Matthew Barney, ÉQUIPE DE FORAGE : vis BOLUS (1991).Photo : David Regen/Avec l'aimable autorisation de l'artiste et de la Gladstone Gallery
Au moment où la première exposition personnelle de Matthew Barney s'est ouverte à la galerie Greene Street de Barbara Gladstone en 1991, le travail de cet artiste de 24 ans avait déjà ébranlé mon monde. L’année précédente, lors d’une grande exposition collective par ailleurs banale dans la galerie Althea Viafora, aujourd’hui disparue, à Soho, j’ai vu un écran de télévision représentant un homme nu – Barney – escaladant une corde jusqu’au plafond, puis descendant sur une forme de vaseline refroidie. Suspendu là, il doigtait des cuillerées de gelée et remplissait méthodiquement tous les trous de son corps : yeux, oreilles, bouche, pénis, anus, nez, nombril. (Je n'avais jamais pensé au pénis comme à un trou auparavant.) J'ai vu un moi en transformation et, abasourdi, j'ai dit à ma femme : « C'est l'un des futurs de l'art. » Elle a levé les yeux et a dit : "Ouais, mais c'est tellement masculin." C'était la première fois que je voyais la syntaxe complexe de Barney entre l'art de l'endurance, la vidéo, le post-minimal et l'art du processus, qui livrait l'image d'une étrange masculinité : conflictuelle, involutive, ridicule, castrée, kafkaïenne. Un arbre est tombé en moi ; c’était l’art des années 1990 qui nous appelait.

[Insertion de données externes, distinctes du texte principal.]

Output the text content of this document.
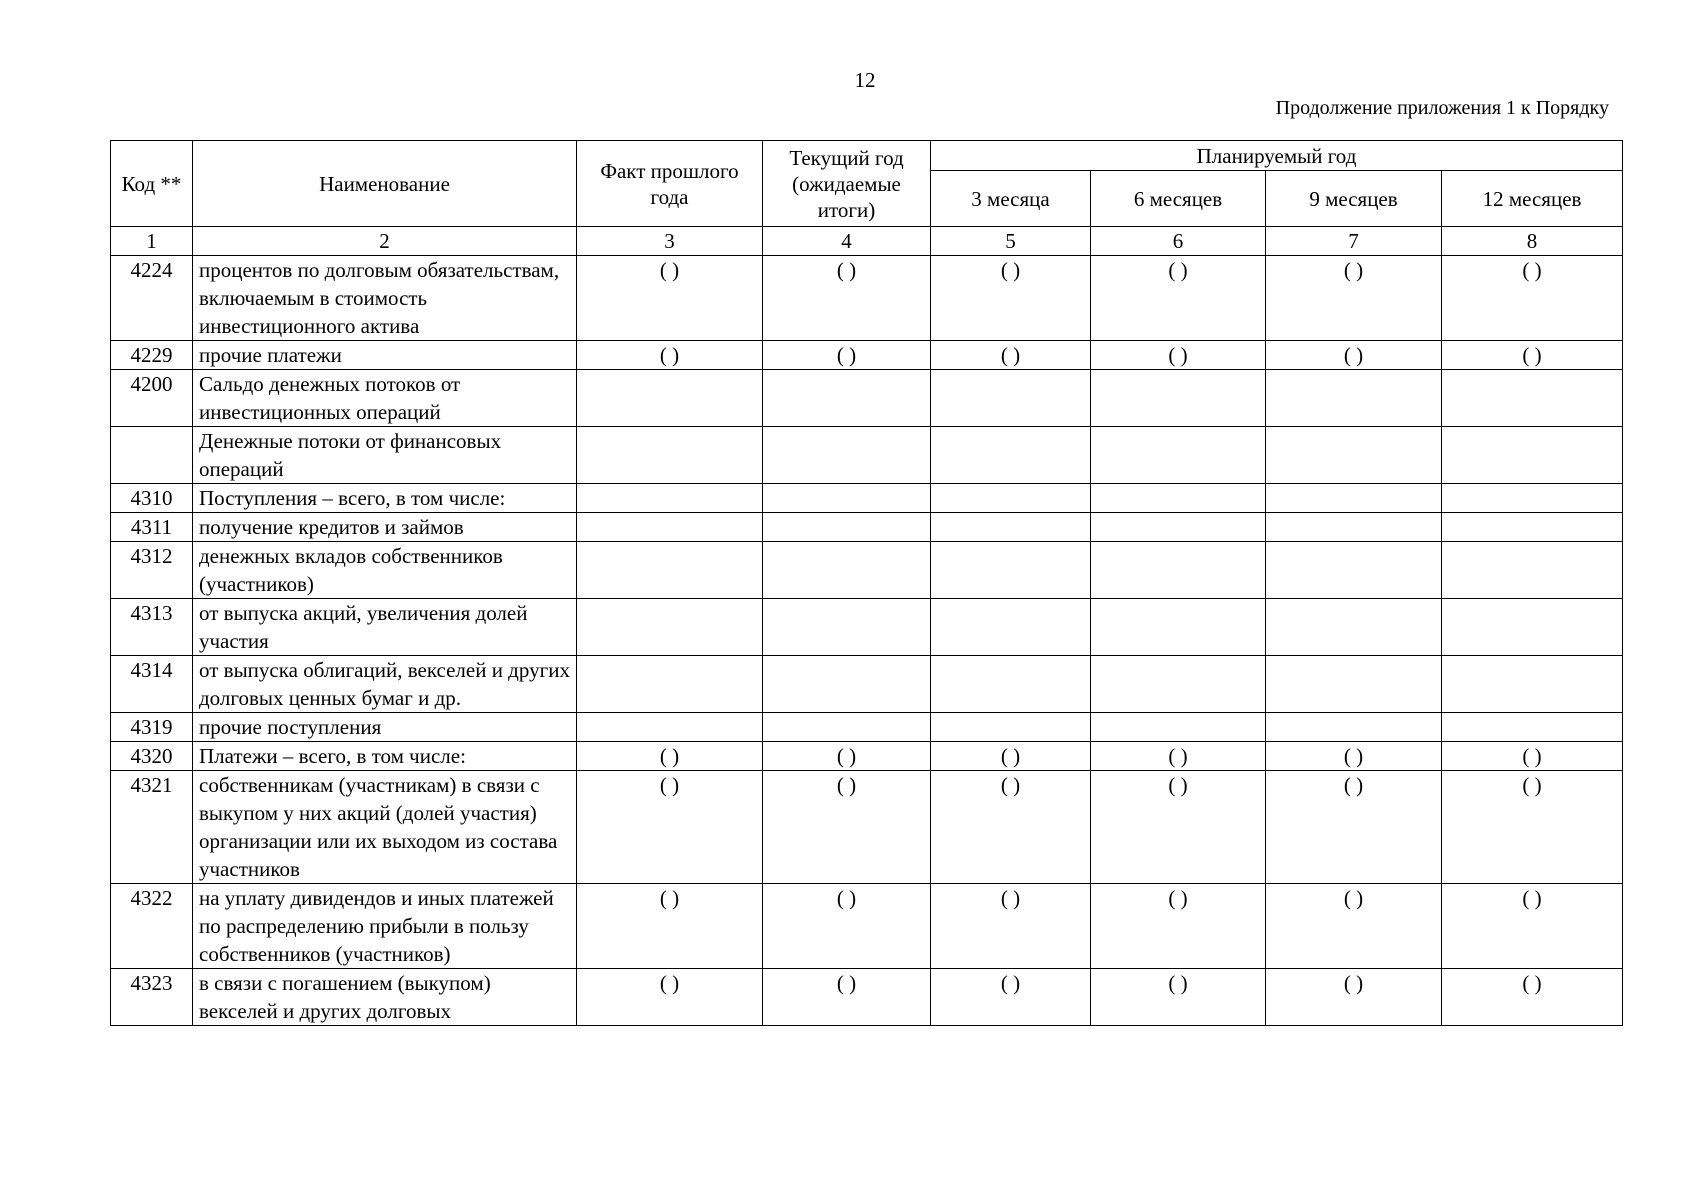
12
Продолжение приложения 1 к Порядку
Код **	Наименование	Факт прошлого года	Текущий год (ожидаемые итоги)	Планируемый год			
				3 месяца	6 месяцев	9 месяцев	12 месяцев
1	2	3	4	5	6	7	8
4224	процентов по долговым обязательствам, включаемым в стоимость инвестиционного актива	( )	( )	( )	( )	( )	( )
4229	прочие платежи	( )	( )	( )	( )	( )	( )
4200	Сальдо денежных потоков от инвестиционных операций						
	Денежные потоки от финансовых операций						
4310	Поступления – всего, в том числе:						
4311	получение кредитов и займов						
4312	денежных вкладов собственников (участников)						
4313	от выпуска акций, увеличения долей участия						
4314	от выпуска облигаций, векселей и других долговых ценных бумаг и др.						
4319	прочие поступления						
4320	Платежи – всего, в том числе:	( )	( )	( )	( )	( )	( )
4321	собственникам (участникам) в связи с выкупом у них акций (долей участия) организации или их выходом из состава участников	( )	( )	( )	( )	( )	( )
4322	на уплату дивидендов и иных платежей по распределению прибыли в пользу собственников (участников)	( )	( )	( )	( )	( )	( )
4323	в связи с погашением (выкупом) векселей и других долговых	( )	( )	( )	( )	( )	( )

Maintenant, je vois Barney comme un pont mystique entre l'ambition, l'absurdité, la politique identitaire à la première personne et l'histoire pseudo-autobiographique.Les mille et une nuitsfiction d'artistes des années 1980 comme Cindy Sherman, Robert Gober, Anselm Kiefer, Jean-Michel Basquiat et Martin Kippenberger et le populisme, l'amour de la beauté, l'artisanat, la dextérité avec des échelles grandes et petites, des matériaux inhabituels et le grand activisme d'artistes des années 1990 comme Kara Walker, Pipilotti Rist, Olafur Eliasson, Thomas Hirschhorn, plus tard Robert Gober et même Richard Serra – qui sont réellement apparus dans l'un des films de Barney. Dans ces films, Barney nous a amenés dans le royaume du véritable mythe – la vie intérieure idiosyncratique d’un artiste agrandie pour correspondre non seulement à la stature fanfaronne des géants de l’histoire de l’art qui l’ont précédé, mais aussi à l’échelle lyrique de l’univers lui-même. D’une certaine manière, Basquiat était mythique – mais tout comme Lou Reed l’était. Barney était mythique comme Jason et ses Argonautes ou Dédale. Et toute l’étendue de ce mythe est apparue sans aucun doute dans les films épiques et épiquement étranges eux-mêmes, dans lesquels Barney s’est totalement immergé.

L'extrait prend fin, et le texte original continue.